Radiocommunications Agency seeks innovative frequency use with partners

Agentschap Telecom, the Dutch Authority for Digital Infrastructure, is starting a pilot in the 3.8-4.2 GHz frequency band with 'Dynamic Spectrum Management & Sharing' (DSMS). The DSMS concept allows users to share the same frequency band, but in a smarter way than regularly. The Agency will use the results in proposals for European regulations on efficient spectrum use.

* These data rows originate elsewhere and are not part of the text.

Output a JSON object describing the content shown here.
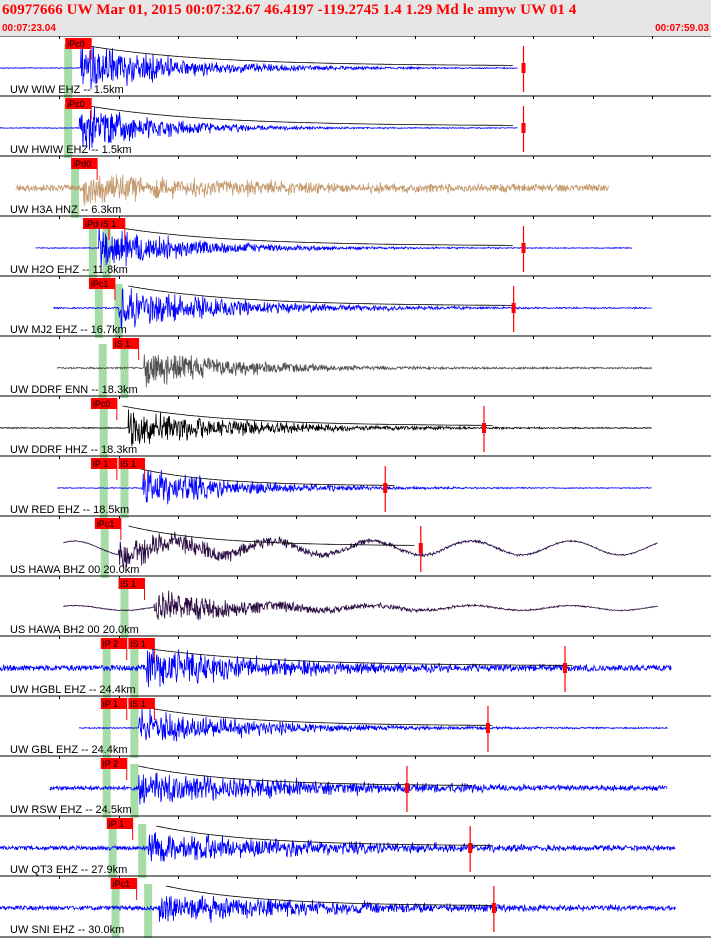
{
  "header": {
    "title": "60977666 UW Mar 01, 2015 00:07:32.67   46.4197 -119.2745  1.4 1.29 Md le amyw UW 01   4",
    "time_start": "00:07:23.04",
    "time_end": "00:07:59.03"
  },
  "colors": {
    "header_bg": "#e6e6e6",
    "title": "#ff0000",
    "pick_box": "#ff0000",
    "pick_text": "#000000",
    "window_band": "#a6dca6",
    "coda_curve": "#000000"
  },
  "chart_data": {
    "type": "seismogram",
    "time_range_seconds": [
      0,
      35.99
    ],
    "traces": [
      {
        "label": "UW WIW EHZ -- 1.5km",
        "color": "#0000ff",
        "start": 0,
        "end": 26.2,
        "onset": 4.1,
        "amp": 1.0,
        "decay": 5,
        "noise": 0.02,
        "wave": 0,
        "picks": [
          {
            "text": "iPc0",
            "t": 3.3
          }
        ],
        "bands": [
          3.45
        ],
        "coda": [
          4.5,
          26
        ],
        "marker": 26.5
      },
      {
        "label": "UW HWIW EHZ -- 1.5km",
        "color": "#0000ff",
        "start": 0,
        "end": 26.2,
        "onset": 4.0,
        "amp": 1.0,
        "decay": 4,
        "noise": 0.02,
        "wave": 0,
        "picks": [
          {
            "text": "iPc0",
            "t": 3.3
          }
        ],
        "bands": [
          3.45
        ],
        "coda": [
          4.5,
          26
        ],
        "marker": 26.5
      },
      {
        "label": "UW H3A HNZ -- 6.3km",
        "color": "#c49a6c",
        "start": 0.8,
        "end": 30.8,
        "onset": 4.2,
        "amp": 0.6,
        "decay": 9,
        "noise": 0.16,
        "wave": 0,
        "picks": [
          {
            "text": "iPd0",
            "t": 3.6
          }
        ],
        "bands": [
          3.8
        ],
        "coda": [],
        "marker": null
      },
      {
        "label": "UW H2O EHZ -- 11.8km",
        "color": "#0000ff",
        "start": 1.8,
        "end": 32,
        "onset": 5.0,
        "amp": 0.85,
        "decay": 5,
        "noise": 0.02,
        "wave": 0,
        "picks": [
          {
            "text": "iPd0",
            "t": 4.2
          },
          {
            "text": "iS 1",
            "t": 5.0
          }
        ],
        "bands": [
          4.7,
          5.4
        ],
        "coda": [
          5.5,
          26
        ],
        "marker": 26.5
      },
      {
        "label": "UW MJ2 EHZ -- 16.7km",
        "color": "#0000ff",
        "start": 2.7,
        "end": 33,
        "onset": 6.0,
        "amp": 0.8,
        "decay": 6,
        "noise": 0.03,
        "wave": 0,
        "picks": [
          {
            "text": "iPc1",
            "t": 4.5
          }
        ],
        "bands": [
          5.0,
          6.0
        ],
        "coda": [
          6.5,
          26
        ],
        "marker": 26.0
      },
      {
        "label": "UW DDRF ENN -- 18.3km",
        "color": "#505050",
        "start": 2.9,
        "end": 33,
        "onset": 7.3,
        "amp": 0.75,
        "decay": 5,
        "noise": 0.04,
        "wave": 0,
        "picks": [
          {
            "text": "iS 1",
            "t": 5.7
          }
        ],
        "bands": [
          5.2,
          6.3
        ],
        "coda": [],
        "marker": null
      },
      {
        "label": "UW DDRF HHZ -- 18.3km",
        "color": "#000000",
        "start": 0,
        "end": 33,
        "onset": 6.5,
        "amp": 0.75,
        "decay": 6,
        "noise": 0.02,
        "wave": 0,
        "picks": [
          {
            "text": "iPc0",
            "t": 4.6
          }
        ],
        "bands": [
          5.25
        ],
        "coda": [
          6.2,
          25
        ],
        "marker": 24.5
      },
      {
        "label": "UW RED EHZ -- 18.5km",
        "color": "#0000ff",
        "start": 2.9,
        "end": 33,
        "onset": 7.2,
        "amp": 0.75,
        "decay": 5,
        "noise": 0.02,
        "wave": 0,
        "picks": [
          {
            "text": "iP 1",
            "t": 4.6
          },
          {
            "text": "iS 1",
            "t": 6.0
          }
        ],
        "bands": [
          5.25,
          6.3
        ],
        "coda": [
          6.5,
          20
        ],
        "marker": 19.5
      },
      {
        "label": "US HAWA BHZ 00 20.0km",
        "color": "#2a0a40",
        "start": 3.2,
        "end": 33.3,
        "onset": 6.0,
        "amp": 0.6,
        "decay": 7,
        "noise": 0.02,
        "wave": 0.35,
        "picks": [
          {
            "text": "iPc1",
            "t": 4.8
          }
        ],
        "bands": [
          5.3
        ],
        "coda": [
          6.5,
          21
        ],
        "marker": 21.3
      },
      {
        "label": "US HAWA BH2 00 20.0km",
        "color": "#2a0a40",
        "start": 3.2,
        "end": 33.3,
        "onset": 7.8,
        "amp": 0.6,
        "decay": 6,
        "noise": 0.02,
        "wave": 0.12,
        "picks": [
          {
            "text": "iS 1",
            "t": 6.0
          }
        ],
        "bands": [
          6.3
        ],
        "coda": [],
        "marker": null
      },
      {
        "label": "UW HGBL EHZ -- 24.4km",
        "color": "#0000ff",
        "start": 0,
        "end": 34,
        "onset": 7.4,
        "amp": 0.8,
        "decay": 7,
        "noise": 0.14,
        "wave": 0,
        "picks": [
          {
            "text": "iP 2",
            "t": 5.1
          },
          {
            "text": "iS 1",
            "t": 6.5
          }
        ],
        "bands": [
          5.4,
          6.8
        ],
        "coda": [
          6.6,
          29
        ],
        "marker": 28.6
      },
      {
        "label": "UW GBL EHZ -- 24.4km",
        "color": "#0000ff",
        "start": 4.0,
        "end": 33.8,
        "onset": 7.0,
        "amp": 0.75,
        "decay": 6,
        "noise": 0.03,
        "wave": 0,
        "picks": [
          {
            "text": "iP 1",
            "t": 5.1
          },
          {
            "text": "iS 1",
            "t": 6.5
          }
        ],
        "bands": [
          5.4,
          6.8
        ],
        "coda": [
          7.0,
          25
        ],
        "marker": 24.7
      },
      {
        "label": "UW RSW EHZ -- 24.5km",
        "color": "#0000ff",
        "start": 2.5,
        "end": 33.8,
        "onset": 7.0,
        "amp": 0.65,
        "decay": 10,
        "noise": 0.1,
        "wave": 0,
        "picks": [
          {
            "text": "iP 2",
            "t": 5.1
          }
        ],
        "bands": [
          5.4,
          6.8
        ],
        "coda": [
          7.0,
          24
        ],
        "marker": 20.6
      },
      {
        "label": "UW QT3 EHZ -- 27.9km",
        "color": "#0000ff",
        "start": 0,
        "end": 34.2,
        "onset": 7.5,
        "amp": 0.6,
        "decay": 10,
        "noise": 0.1,
        "wave": 0,
        "picks": [
          {
            "text": "iP 1",
            "t": 5.4
          }
        ],
        "bands": [
          5.7,
          7.2
        ],
        "coda": [
          7.9,
          25
        ],
        "marker": 23.8
      },
      {
        "label": "UW SNI EHZ -- 30.0km",
        "color": "#0000ff",
        "start": 0,
        "end": 34.2,
        "onset": 8.0,
        "amp": 0.6,
        "decay": 10,
        "noise": 0.1,
        "wave": 0,
        "picks": [
          {
            "text": "iPc1",
            "t": 5.6
          }
        ],
        "bands": [
          5.85,
          7.5
        ],
        "coda": [
          8.4,
          25
        ],
        "marker": 25.0
      }
    ]
  }
}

The Dutch Authority is conducting the pilot with the Dutch Trade Association of Major Telecom Users (BTG), Schiphol Airport and satellite communications operator Speedcast in Biddinghuizen. Nokia and the Finnish research institute VTT are also involved. The pilot is commissioned by the department for Digital Economy of the Ministry of Economic Affairs and Climate Policy.

Motivation pilot

Frequency spectrum is becoming increasingly important for connecting society. Agentschap Telecom took the initiative for the pilot after talks with the Dutch Ministry of Economic Affairs, various other ministries and parties from the aviation, shipping and port industry. The Dutch industry has a need for sufficient spectrum for its own private wireless networks. With the DSMS pilot the agency wants to explore new methods that can allow local private networks to exist in the 3.8-4.2 GHz band, without interference of the reception by satellite ground stations. With the test results, the agency aims to create possibilities for new methods in European regulation for frequency allocation.

DSMS pilot in short

Testing will take place with two users in the 3.8-4.2 GHz band: a local 5G network at Schiphol Airport and the satellite ground station in Biddinghuizen. Under certain atmospheric conditions, a local network can cause incidental interference on the reception of satellite signals even in case of low power from a large distance. Therefore, a large protection zone applies around satellite ground stations. With the DSMS pilot, the parties involved want to demonstrate that with new technology, such a large zone is not necessary.

A special 'sensing system' in Biddinghuizen will measure whether the local network at Schiphol is causing interference. The 'DSMS engine' being developed receives a message from the sensing system when this is the case. The local network at Schiphol then receives an instruction that automatically regulates its transmission power. Once this concept has demonstrated that coexistence is possible, it can also be incorporated into regulation. The first results of the pilot are expected by mid-2023. In the future, DSMS could be used more widely between multiple networks and in other frequency bands.